Söylenenler önemliydi.
Önceki günkü yazım da, ekonomik konular sıkıcıdır, dinleyenleri sıkar ekonomi ama yok da sayılamaz şeklinde bir tespitim olmuştu.
CHP’nin Yeni Yüzyıl Vizyon Belgesi önemliydi elbette ama halka bu şekilde anlatamaz.
Halka inmek gerekir yani.
Halkın partisi olduğunu iddia eden CHP, halkın anlayacağı bir dil kullanmalı.
Tıpkı 1973 seçimleri öncesinde 'Karaoğlan' efsanesinin yaratılmasına neden olan dil gibi.
Neydi o dil.
''Ne ezilen, ne ezen. İnsanca, hakça bir düzen'' demekti.
O dil, günümüzde AK Parti'yi 20 yıl iktidarda turan kent varoşlarının ve orta sınıfın oylarının CHP'ye akmasını sağlamıştı.
Halkçı bir dildi, o dil.
''Toprak işleyenin, su kullananın'' şeklindeki diğer bir dil de, feodal düzene başkaldırının habercisi olan bir manifesto niteliğindeydi adeta.
O sloganda kullanılan dil, toprak reformunun yapılacağını ve ağların elindeki toprakların, asıl sahiplerine yani halka verileceğini anlatıyordu.
Sade ve yalındı.
Halkta hemen karşılığını bulmuştu.
Köylü seçmenin oyları da CHP'ye akmıştı.
Köylerden ve varoşlardan gelen oylar, CHP'yi 1974 ve 1977 seçimlerinde birinci parti yapmıştı.

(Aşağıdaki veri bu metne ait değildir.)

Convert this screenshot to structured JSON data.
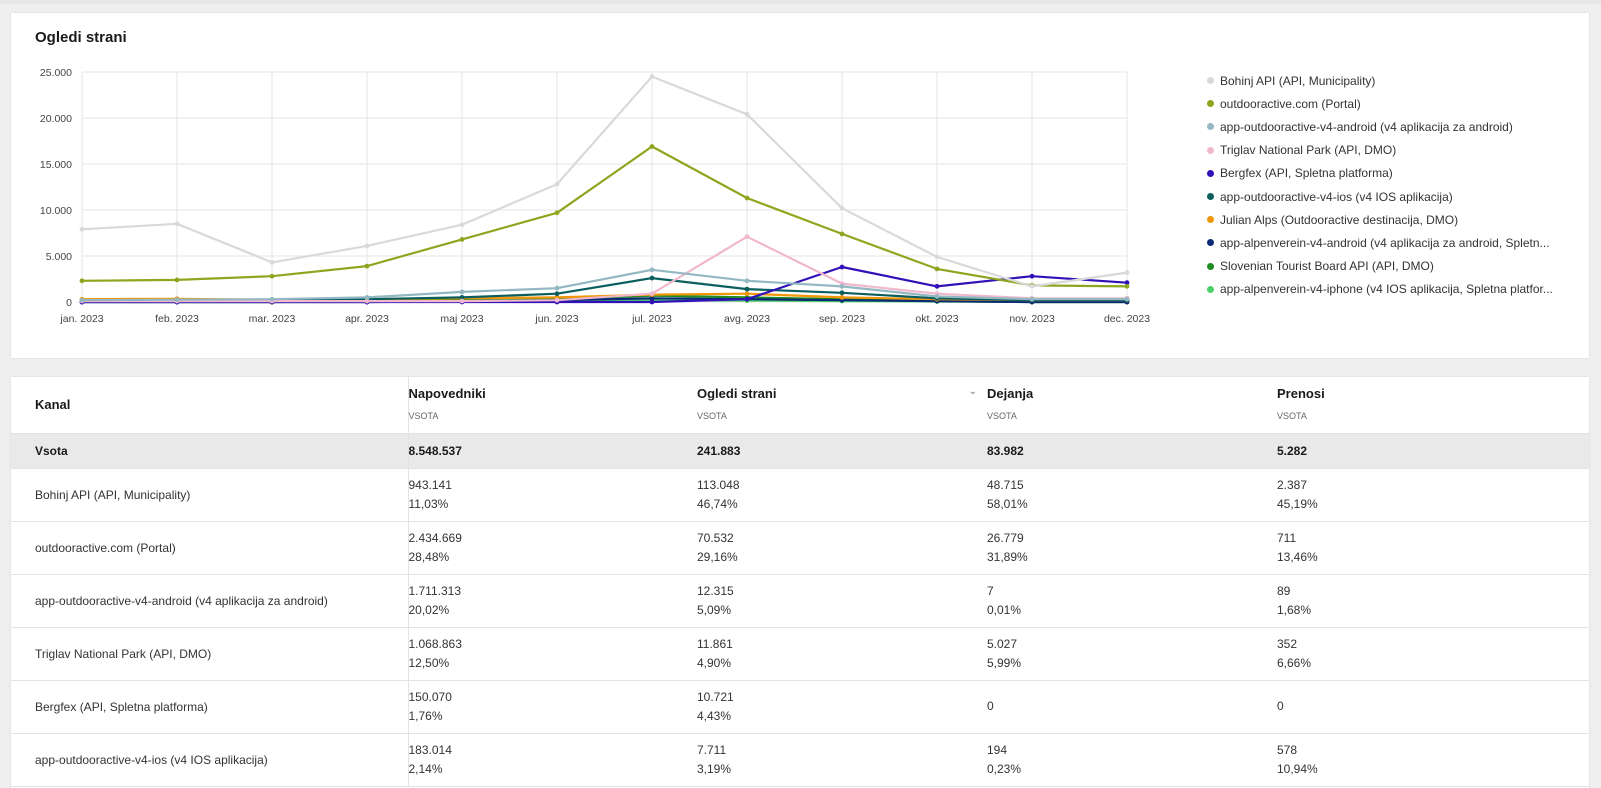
{
  "chart_data": {
    "type": "line",
    "title": "Ogledi strani",
    "xlabel": "",
    "ylabel": "",
    "categories": [
      "jan. 2023",
      "feb. 2023",
      "mar. 2023",
      "apr. 2023",
      "maj 2023",
      "jun. 2023",
      "jul. 2023",
      "avg. 2023",
      "sep. 2023",
      "okt. 2023",
      "nov. 2023",
      "dec. 2023"
    ],
    "ylim": [
      0,
      25000
    ],
    "yticks": [
      0,
      5000,
      10000,
      15000,
      20000,
      25000
    ],
    "ytick_labels": [
      "0",
      "5.000",
      "10.000",
      "15.000",
      "20.000",
      "25.000"
    ],
    "grid": true,
    "legend_position": "right",
    "series": [
      {
        "name": "Bohinj API (API, Municipality)",
        "color": "#d9d9d9",
        "values": [
          7900,
          8500,
          4300,
          6100,
          8400,
          12800,
          24500,
          20400,
          10200,
          4900,
          1700,
          3200
        ]
      },
      {
        "name": "outdooractive.com (Portal)",
        "color": "#8ea61f",
        "values": [
          2300,
          2400,
          2800,
          3900,
          6800,
          9700,
          16900,
          11300,
          7400,
          3600,
          1800,
          1700
        ]
      },
      {
        "name": "app-outdooractive-v4-android (v4 aplikacija za android)",
        "color": "#93b8c2",
        "values": [
          200,
          250,
          300,
          500,
          1100,
          1500,
          3500,
          2300,
          1700,
          600,
          300,
          300
        ]
      },
      {
        "name": "Triglav National Park (API, DMO)",
        "color": "#f0b8cc",
        "values": [
          100,
          100,
          100,
          100,
          100,
          200,
          900,
          7100,
          2000,
          900,
          400,
          400
        ]
      },
      {
        "name": "Bergfex (API, Spletna platforma)",
        "color": "#3210b8",
        "values": [
          0,
          0,
          0,
          0,
          0,
          0,
          0,
          300,
          3800,
          1700,
          2800,
          2100
        ]
      },
      {
        "name": "app-outdooractive-v4-ios (v4 IOS aplikacija)",
        "color": "#0b5e5e",
        "values": [
          100,
          150,
          200,
          300,
          500,
          900,
          2600,
          1400,
          1000,
          400,
          200,
          200
        ]
      },
      {
        "name": "Julian Alps (Outdooractive destinacija, DMO)",
        "color": "#f0960a",
        "values": [
          300,
          350,
          250,
          300,
          400,
          500,
          800,
          900,
          500,
          300,
          200,
          200
        ]
      },
      {
        "name": "app-alpenverein-v4-android (v4 aplikacija za android, Spletna platforma)",
        "color": "#0a2a78",
        "values": [
          0,
          0,
          0,
          0,
          100,
          200,
          400,
          300,
          200,
          100,
          0,
          0
        ]
      },
      {
        "name": "Slovenian Tourist Board API (API, DMO)",
        "color": "#1e8c1e",
        "values": [
          0,
          0,
          0,
          100,
          200,
          300,
          700,
          500,
          300,
          100,
          0,
          0
        ]
      },
      {
        "name": "app-alpenverein-v4-iphone (v4 IOS aplikacija, Spletna platforma)",
        "color": "#4cd06a",
        "values": [
          0,
          0,
          0,
          0,
          50,
          100,
          200,
          150,
          100,
          50,
          0,
          0
        ]
      }
    ]
  },
  "legend": {
    "items": [
      {
        "label": "Bohinj API (API, Municipality)"
      },
      {
        "label": "outdooractive.com (Portal)"
      },
      {
        "label": "app-outdooractive-v4-android (v4 aplikacija za android)"
      },
      {
        "label": "Triglav National Park (API, DMO)"
      },
      {
        "label": "Bergfex (API, Spletna platforma)"
      },
      {
        "label": "app-outdooractive-v4-ios (v4 IOS aplikacija)"
      },
      {
        "label": "Julian Alps (Outdooractive destinacija, DMO)"
      },
      {
        "label": "app-alpenverein-v4-android (v4 aplikacija za android, Spletn..."
      },
      {
        "label": "Slovenian Tourist Board API (API, DMO)"
      },
      {
        "label": "app-alpenverein-v4-iphone (v4 IOS aplikacija, Spletna platfor..."
      }
    ]
  },
  "table": {
    "columns": [
      {
        "label": "Kanal",
        "sub": ""
      },
      {
        "label": "Napovedniki",
        "sub": "VSOTA"
      },
      {
        "label": "Ogledi strani",
        "sub": "VSOTA"
      },
      {
        "label": "Dejanja",
        "sub": "VSOTA"
      },
      {
        "label": "Prenosi",
        "sub": "VSOTA"
      }
    ],
    "sum": {
      "label": "Vsota",
      "napovedniki": "8.548.537",
      "ogledi": "241.883",
      "dejanja": "83.982",
      "prenosi": "5.282"
    },
    "rows": [
      {
        "kanal": "Bohinj API (API, Municipality)",
        "napovedniki": "943.141",
        "napovedniki_pct": "11,03%",
        "ogledi": "113.048",
        "ogledi_pct": "46,74%",
        "dejanja": "48.715",
        "dejanja_pct": "58,01%",
        "prenosi": "2.387",
        "prenosi_pct": "45,19%"
      },
      {
        "kanal": "outdooractive.com (Portal)",
        "napovedniki": "2.434.669",
        "napovedniki_pct": "28,48%",
        "ogledi": "70.532",
        "ogledi_pct": "29,16%",
        "dejanja": "26.779",
        "dejanja_pct": "31,89%",
        "prenosi": "711",
        "prenosi_pct": "13,46%"
      },
      {
        "kanal": "app-outdooractive-v4-android (v4 aplikacija za android)",
        "napovedniki": "1.711.313",
        "napovedniki_pct": "20,02%",
        "ogledi": "12.315",
        "ogledi_pct": "5,09%",
        "dejanja": "7",
        "dejanja_pct": "0,01%",
        "prenosi": "89",
        "prenosi_pct": "1,68%"
      },
      {
        "kanal": "Triglav National Park (API, DMO)",
        "napovedniki": "1.068.863",
        "napovedniki_pct": "12,50%",
        "ogledi": "11.861",
        "ogledi_pct": "4,90%",
        "dejanja": "5.027",
        "dejanja_pct": "5,99%",
        "prenosi": "352",
        "prenosi_pct": "6,66%"
      },
      {
        "kanal": "Bergfex (API, Spletna platforma)",
        "napovedniki": "150.070",
        "napovedniki_pct": "1,76%",
        "ogledi": "10.721",
        "ogledi_pct": "4,43%",
        "dejanja": "0",
        "dejanja_pct": "",
        "prenosi": "0",
        "prenosi_pct": ""
      },
      {
        "kanal": "app-outdooractive-v4-ios (v4 IOS aplikacija)",
        "napovedniki": "183.014",
        "napovedniki_pct": "2,14%",
        "ogledi": "7.711",
        "ogledi_pct": "3,19%",
        "dejanja": "194",
        "dejanja_pct": "0,23%",
        "prenosi": "578",
        "prenosi_pct": "10,94%"
      }
    ]
  }
}
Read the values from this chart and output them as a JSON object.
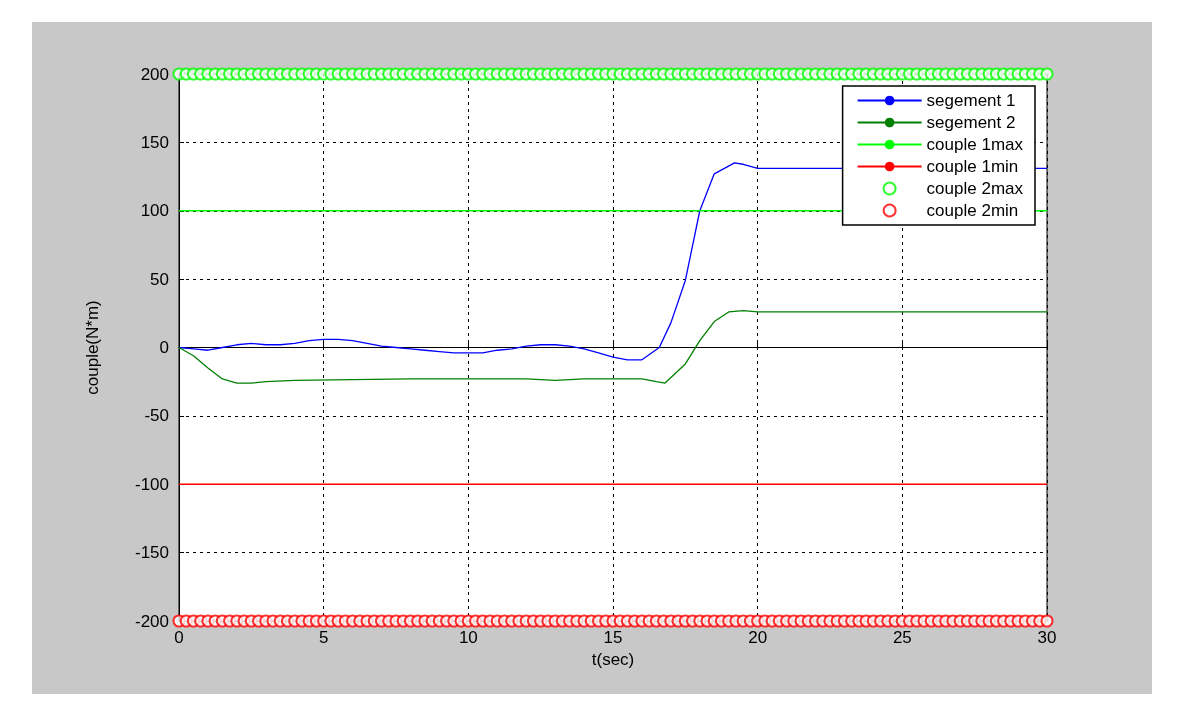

Gerek Jeremy Rifkin ve gerekse diğer akademisyenlerin sunumları dikkat çekiciydi.
Özellikle o da bir bilim insanı olan Selin Sayek Böke’nın sunumu, halkın refahını artırmaya dönük bildiri nitelindeydi ama o da çok anlaşılamadı.
O dil zor.
Başka bir dil kullanmalı CHP.
''Ne ezilen, ne ezen'' gibi yani.
Önceki günkü yazıma yorum yapan bir okurum, ''Ben emekliyim CHP bana ne vaat ediyor'' diyor ve önceki yazılarımdan birinde anlattığım ''Emekli olduğumda maaşım, asgari ücretin katı kadardı'' şeklindeki örneği hatırlatarak, yorumunu şöyle sürdürüyordu:
''CHP bizim maaşlarımızın o orana göre yeniden düzenlenmesini sağlayacak mı, açık söyleyeyim, ister sağdan ister soldan olsun, oyumu bunu yapacağını vaat eden partiye vereceğim''.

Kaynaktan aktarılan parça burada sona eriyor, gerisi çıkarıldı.